[X86] Add SchedRW for PMULLD

Summary:
It seems many CPUs don't implement this instruction as well as the other vector multiplies. Often using a multi uop flow. Silvermont in particular has a 7 uop flow with 11 cycle throughput. Sandy Bridge implements it as a single uop with 5 cycle latency and 1 cycle throughput. But Haswell and later use 2 uops with 10 cycle latency and 2 cycle throughput.

This patch adds a new X86SchedWritePair we can use to tag this instruction separately. I've provided correct information for Silvermont, Btver2, and Sandy Bridge. I've removed the InstRWs for SandyBridge.

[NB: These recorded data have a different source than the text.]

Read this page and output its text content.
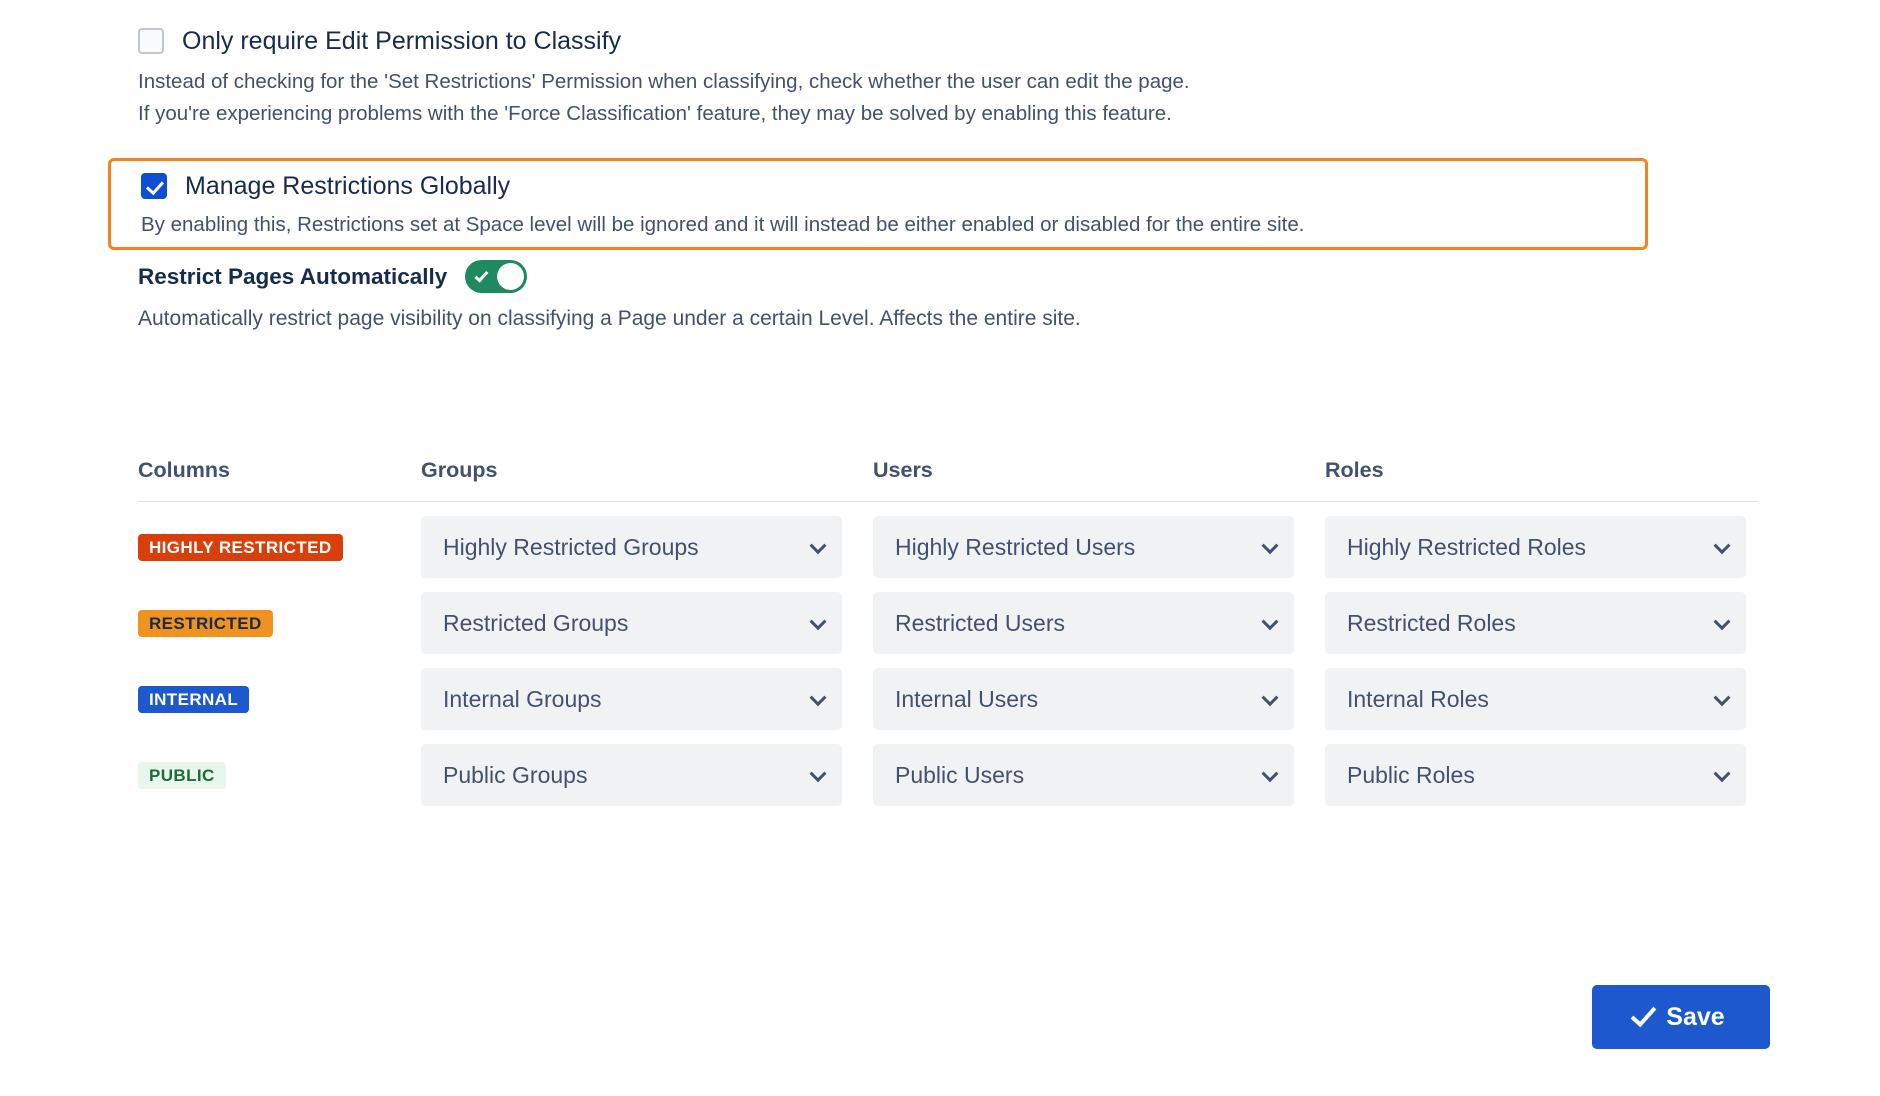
Only require Edit Permission to Classify
Instead of checking for the 'Set Restrictions' Permission when classifying, check whether the user can edit the page.
If you're experiencing problems with the 'Force Classification' feature, they may be solved by enabling this feature.
Manage Restrictions Globally
By enabling this, Restrictions set at Space level will be ignored and it will instead be either enabled or disabled for the entire site.
Restrict Pages Automatically
Automatically restrict page visibility on classifying a Page under a certain Level. Affects the entire site.
Columns	Groups	Users	Roles
HIGHLY RESTRICTED	Highly Restricted Groups	Highly Restricted Users	Highly Restricted Roles
RESTRICTED	Restricted Groups	Restricted Users	Restricted Roles
INTERNAL	Internal Groups	Internal Users	Internal Roles
PUBLIC	Public Groups	Public Users	Public Roles
Save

I've left Haswell/Broadwell/Skylake InstRWs in place because I wasn't sure how to account for the different load latency between 128 and 256 bits. I also left Znver1 InstRWs in place because the existing values don't match Agner's spreadsheet.

I also left a FIXME in the SandyBridge model because it being used for the "generic" model is too optimistic for the 256/512-bit versions since those are multiple uops on all known CPUs.

Reviewers: RKSimon, GGanesh, courbet

Reviewed By: RKSimon

Subscribers: gchatelet, gbedwell, andreadb, llvm-commits

Differential Revision: https://reviews.llvm.org/D44972

llvm-svn: 328914
diff --git a/llvm/lib/Target/X86/X86InstrAVX512.td b/llvm/lib/Target/X86/X86InstrAVX512.td
index 663f2d1..188a167 100644
--- a/llvm/lib/Target/X86/X86InstrAVX512.td
+++ b/llvm/lib/Target/X86/X86InstrAVX512.td
@@ -4505,7 +4505,7 @@
 defm VPSUBUS : avx512_binop_rm_vl_bw<0xD8, 0xD9, "vpsubus", X86subus,
                                      SSE_INTALU_ITINS_P, HasBWI, 0>;
 defm VPMULLD : avx512_binop_rm_vl_d<0x40, "vpmulld", mul,
-                                    SSE_INTMUL_ITINS_P, HasAVX512, 1>, T8PD;
+                                    SSE_PMULLD_ITINS, HasAVX512, 1>, T8PD;
 defm VPMULLW : avx512_binop_rm_vl_w<0xD5, "vpmullw", mul,
                                     SSE_INTMUL_ITINS_P, HasBWI, 1>;
 defm VPMULLQ : avx512_binop_rm_vl_q<0x40, "vpmullq", mul,